Privatisation set to move up a gear this year
- The centre, set up with SR300m, has been tasked with setting policy and programmes for privatisation projects and public-private partnerships, as well as training personnel
- A Riyadh-based equity analyst expects healthcare and education to be the first sectors to be tackled
- The privatisation office will build on Saudi Arabia’s 2002 privatisation programme
The launch of the National Centre for Privatisation is a milestone in Riyadh’s privatisation plan
There is relief on the horizon for Saudi Arabia, the biggest Middle Eastern economy, as oil prices edge up on the back of the Opec and non-Opec production cut deal. Oil is, after all, still the main source of income for Riyadh.
However, the National Transformation Programme (NTP), revealed by Deputy Crown Prince Mohammed bin Salman al-Saud in late April, is expected to radically overhaul the country’s economy as well as how it conducts business and manages its finances.
Subsidy cuts, tax rises, a government efficiency drive and efforts to spur private sector investment are already bearing fruit and combined with the rationalisation of project spending, the budget deficit is set to narrow in 2017.
The Finance Ministry expects to bring the deficit down to $52.8bn this year, compared with $87bn in 2016.
Progress has been slower on the proposed sale of state assets, which many believe to be key to the country’s economic transformation and a vital source of much-needed alternative revenue for Riyadh.
Saudi Arabia made global headlines in January last year, when Prince Mohammed unveiled plans to sell up to 5 per cent of Saudi Aramco’s shares and list the oil major on the Saudi bourse and an as-yet-undetermined international exchange. With Aramco’s valuation of $2 trillion, the sale could fetch the kingdom $100bn.
Later, in March 2016, sources told MEED Riyadh had identified about 146 state-owned entities that could be privatised or sold to the public. This list included subsidiaries of core government ministries and government-related entities.
Statements from the Ministry of Energy, Industry & Mineral Resources and Aramco officials suggest the oil giant’s public offering is still on track for 2018. And there have been unconfirmed reports Aramco is planning to open up its accounts to investors, by publishing its 2017 financial results and those for 2015 and 2016.
As for the other entities due to be privatised, the UK’s HSBC has been appointed to advise on plans to float the Saudi Stock Exchange (Tadawul) and Saudi Grains Organisation (SAGO), a state-controlled grain silos and flour mills operator. The bourse, the biggest in the region by market capitalisation, is slated for privatisation in 2018 and it would become the second stock exchange to be listed in the region along with Dubai Financial Market. But no indication has been given on the timeline for the share sale of SAGO. Likewise, there has been no news regarding Saudi Ports Authority, which operates the kingdom’s nine commercial ports and was another government entity considered for privatisation.
Progress should accelerate, however, following the launch in late 2016 of the National Centre for Privatisation as an affiliate to the Ministry of Economy & Planning. The centre, set up with SR300m, has been tasked with setting policy and programmes for privatisation projects and public-private partnerships (PPPs), as well as training personnel. Saudi Arabia’s 2017 budget statement says this year the centre will be considering privatisation initiatives in various sectors such as public utilities, sports, healthcare, education, transport and municipal services. It adds that government agencies have laid out 85 opportunities and projects for cooperation between public and private sectors.
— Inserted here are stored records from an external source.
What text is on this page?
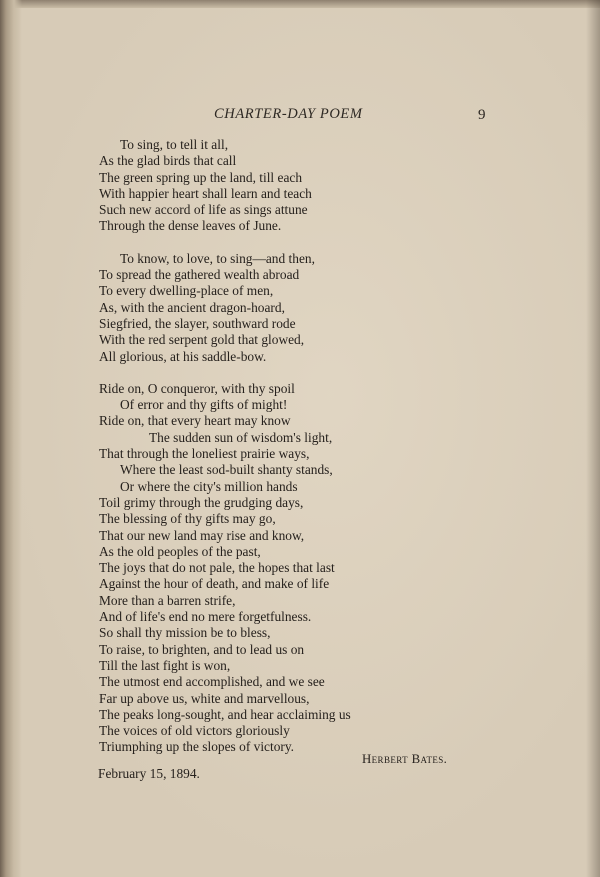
CHARTER-DAY POEM	9
To sing, to tell it all,
As the glad birds that call
The green spring up the land, till each
With happier heart shall learn and teach
Such new accord of life as sings attune
Through the dense leaves of June.
To know, to love, to sing—and then,
To spread the gathered wealth abroad
To every dwelling-place of men,
As, with the ancient dragon-hoard,
Siegfried, the slayer, southward rode
With the red serpent gold that glowed,
All glorious, at his saddle-bow.
Ride on, O conqueror, with thy spoil
Of error and thy gifts of might!
Ride on, that every heart may know
The sudden sun of wisdom's light,
That through the loneliest prairie ways,
Where the least sod-built shanty stands,
Or where the city's million hands
Toil grimy through the grudging days,
The blessing of thy gifts may go,
That our new land may rise and know,
As the old peoples of the past,
The joys that do not pale, the hopes that last
Against the hour of death, and make of life
More than a barren strife,
And of life's end no mere forgetfulness.
So shall thy mission be to bless,
To raise, to brighten, and to lead us on
Till the last fight is won,
The utmost end accomplished, and we see
Far up above us, white and marvellous,
The peaks long-sought, and hear acclaiming us
The voices of old victors gloriously
Triumphing up the slopes of victory.
Herbert Bates.
February 15, 1894.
A Riyadh-based equity analyst expects healthcare and education to be the first sectors to be tackled. “These are obviously the first two things you will privatise because they take up about 20-30 per cent of government expenditure,” he says. Local media reports say some 295 hospitals and 2,259 healthcare centres could come to be operated by the private sector by 2030.
The privatisation office will build on Saudi Arabia’s 2002 privatisation programme, which resulted in the stock market flotation of Saudi Telecom Company and Saudi Electricity Company (SEC). Although a separate transmission company, National Grid, was established in 2012, the planned complete unbundling of SEC and the privatisation of Saline Water Conversion Corporation did not materialise.
But there is strong commitment within the utility industry to press ahead with these reforms aimed at encouraging competition, and plans to separate out SEC’s generation plants into four companies for privatisation now finally look set to move forward. In December, MEED reported shares in the entities will be sold through initial public offerings (IPOs) and the aim is to bring the first generation company to the market this year. A separate distribution company is also due to be established.
There is a strong argument for selling off power and water assets, hospitals and schools as private ownership should result in increased competition and more efficient operations. But the case for selling a stake in Aramco, one of the world’s most closely-held companies, is less clear cut.
With oil prices nudging up, there is growing speculation in the market that Riyadh might not go ahead with the share sale; there is now less of a need for it to expose its crown jewel, which has been the main revenue-earner for the kingdom for the past eight decades, to investor scrutiny and public accountability.